Why does this do vertical edge detection? Let's look at another example. A simple example will be used to make it clear. This is a simple 6×6 image with the left half being a 10 and the right generally being a 0. If you think of it as a picture, the left portion looks white with the pixel value of 10 being the brighter pixel value and the right pixel value being darker, using gray to represent the 0, even though it could be drawn as black as well. In the picture, there is a particularly distinct vertical edge in the middle of the image, and this vertical line is the transition line from black to white, or from white to darker colors.
So, when a convolution operation is performed with a 3×3 filter, this 3×3 filter is visualized as the following, with bright pixels on the left, and then there's a transition, with 0 in the middle, and then dark colors on the right. After the convolution operation, you get the matrix on the right. This can be verified by math operations if you wish. For example, the element 0 in the top leftmost corner is obtained from this 3×3 block (marked by the green box) by an elemental product operation and then summing that\(10×1+10×1+10×1+10×0+10×0+10×0+10×(-1)+10×(-1)+10×(-1)=0\)

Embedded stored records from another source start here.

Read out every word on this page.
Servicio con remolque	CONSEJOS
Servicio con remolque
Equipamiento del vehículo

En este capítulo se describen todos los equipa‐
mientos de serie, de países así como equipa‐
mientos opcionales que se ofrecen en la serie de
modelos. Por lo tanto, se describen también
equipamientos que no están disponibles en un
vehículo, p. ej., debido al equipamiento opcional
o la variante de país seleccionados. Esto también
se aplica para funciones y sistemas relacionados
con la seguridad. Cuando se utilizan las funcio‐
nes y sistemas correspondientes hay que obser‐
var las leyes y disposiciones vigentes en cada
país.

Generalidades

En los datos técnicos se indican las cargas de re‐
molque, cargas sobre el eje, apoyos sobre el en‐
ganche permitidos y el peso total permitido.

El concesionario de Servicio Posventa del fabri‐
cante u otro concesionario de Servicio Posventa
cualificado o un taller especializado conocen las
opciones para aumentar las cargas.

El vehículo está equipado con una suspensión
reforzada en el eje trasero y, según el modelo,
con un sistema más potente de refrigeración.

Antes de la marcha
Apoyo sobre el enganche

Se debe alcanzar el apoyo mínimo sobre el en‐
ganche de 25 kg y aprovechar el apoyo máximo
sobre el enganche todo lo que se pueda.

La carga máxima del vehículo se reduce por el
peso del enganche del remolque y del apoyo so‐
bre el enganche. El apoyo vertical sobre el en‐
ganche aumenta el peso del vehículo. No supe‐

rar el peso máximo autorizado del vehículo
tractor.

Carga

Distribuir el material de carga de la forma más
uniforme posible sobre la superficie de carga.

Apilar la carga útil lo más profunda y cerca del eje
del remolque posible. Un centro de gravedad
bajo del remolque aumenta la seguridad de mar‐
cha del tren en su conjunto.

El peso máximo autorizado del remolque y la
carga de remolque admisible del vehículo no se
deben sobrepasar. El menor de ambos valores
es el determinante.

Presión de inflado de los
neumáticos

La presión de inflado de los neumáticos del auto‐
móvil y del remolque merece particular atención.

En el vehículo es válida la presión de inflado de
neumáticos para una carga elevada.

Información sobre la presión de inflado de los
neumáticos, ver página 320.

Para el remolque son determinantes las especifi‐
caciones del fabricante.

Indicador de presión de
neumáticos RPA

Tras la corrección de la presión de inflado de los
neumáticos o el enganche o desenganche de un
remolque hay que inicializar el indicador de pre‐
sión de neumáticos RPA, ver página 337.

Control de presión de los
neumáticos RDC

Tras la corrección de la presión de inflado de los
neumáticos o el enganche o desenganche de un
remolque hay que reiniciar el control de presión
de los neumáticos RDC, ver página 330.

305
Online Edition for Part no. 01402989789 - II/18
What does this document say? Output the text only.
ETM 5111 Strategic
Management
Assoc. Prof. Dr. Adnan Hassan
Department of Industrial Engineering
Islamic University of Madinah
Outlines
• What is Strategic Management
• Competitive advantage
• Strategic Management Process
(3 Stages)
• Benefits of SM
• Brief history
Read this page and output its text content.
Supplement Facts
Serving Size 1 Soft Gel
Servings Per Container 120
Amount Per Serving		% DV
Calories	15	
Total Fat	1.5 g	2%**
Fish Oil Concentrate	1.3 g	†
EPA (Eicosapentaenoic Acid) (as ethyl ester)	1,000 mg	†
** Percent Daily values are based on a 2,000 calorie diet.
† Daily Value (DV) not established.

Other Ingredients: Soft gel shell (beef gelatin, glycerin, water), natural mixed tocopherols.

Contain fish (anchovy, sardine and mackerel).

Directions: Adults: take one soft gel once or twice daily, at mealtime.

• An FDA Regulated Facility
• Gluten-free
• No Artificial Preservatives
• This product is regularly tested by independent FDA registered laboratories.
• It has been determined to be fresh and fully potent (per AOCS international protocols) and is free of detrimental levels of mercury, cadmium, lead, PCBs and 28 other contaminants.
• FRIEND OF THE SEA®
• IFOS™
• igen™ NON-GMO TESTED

. Instead this 30 is obtained from this (marked by the red box), the
\(10×1+10×1+10×1+10×0+10×0+10×0+0×(-1)+0×(-1)+ 0×(-1)=30\)。
If you think of the rightmost matrix as an image, it looks like this. There is a brighter section in the middle that corresponds to a vertical edge checked into the middle of this 6×6 image. The dimensions seem a bit incorrect here, and the detected edges are too thick. This is because the image is too small in this example. If a 1000×1000 image is used instead of a 6×6 image, it will be found that it will detect the vertical edges in the image very well. In this example, the bright spot in the middle of the output image indicates that there is a particularly noticeable vertical edge in the middle of the image. The takeaway from vertical edge detection is that because a 3×3 matrix (filter) is used, the vertical edge is a 3×3 region with bright pixels on the left side, the middle ones don't need to be considered, and dark pixels on the right side. In the middle part of this 6×6 image, the bright pixels on the left and the dark pixels on the right are considered as a vertical edge, and the convolution operation provides a convenient way to discover vertical edges in an image.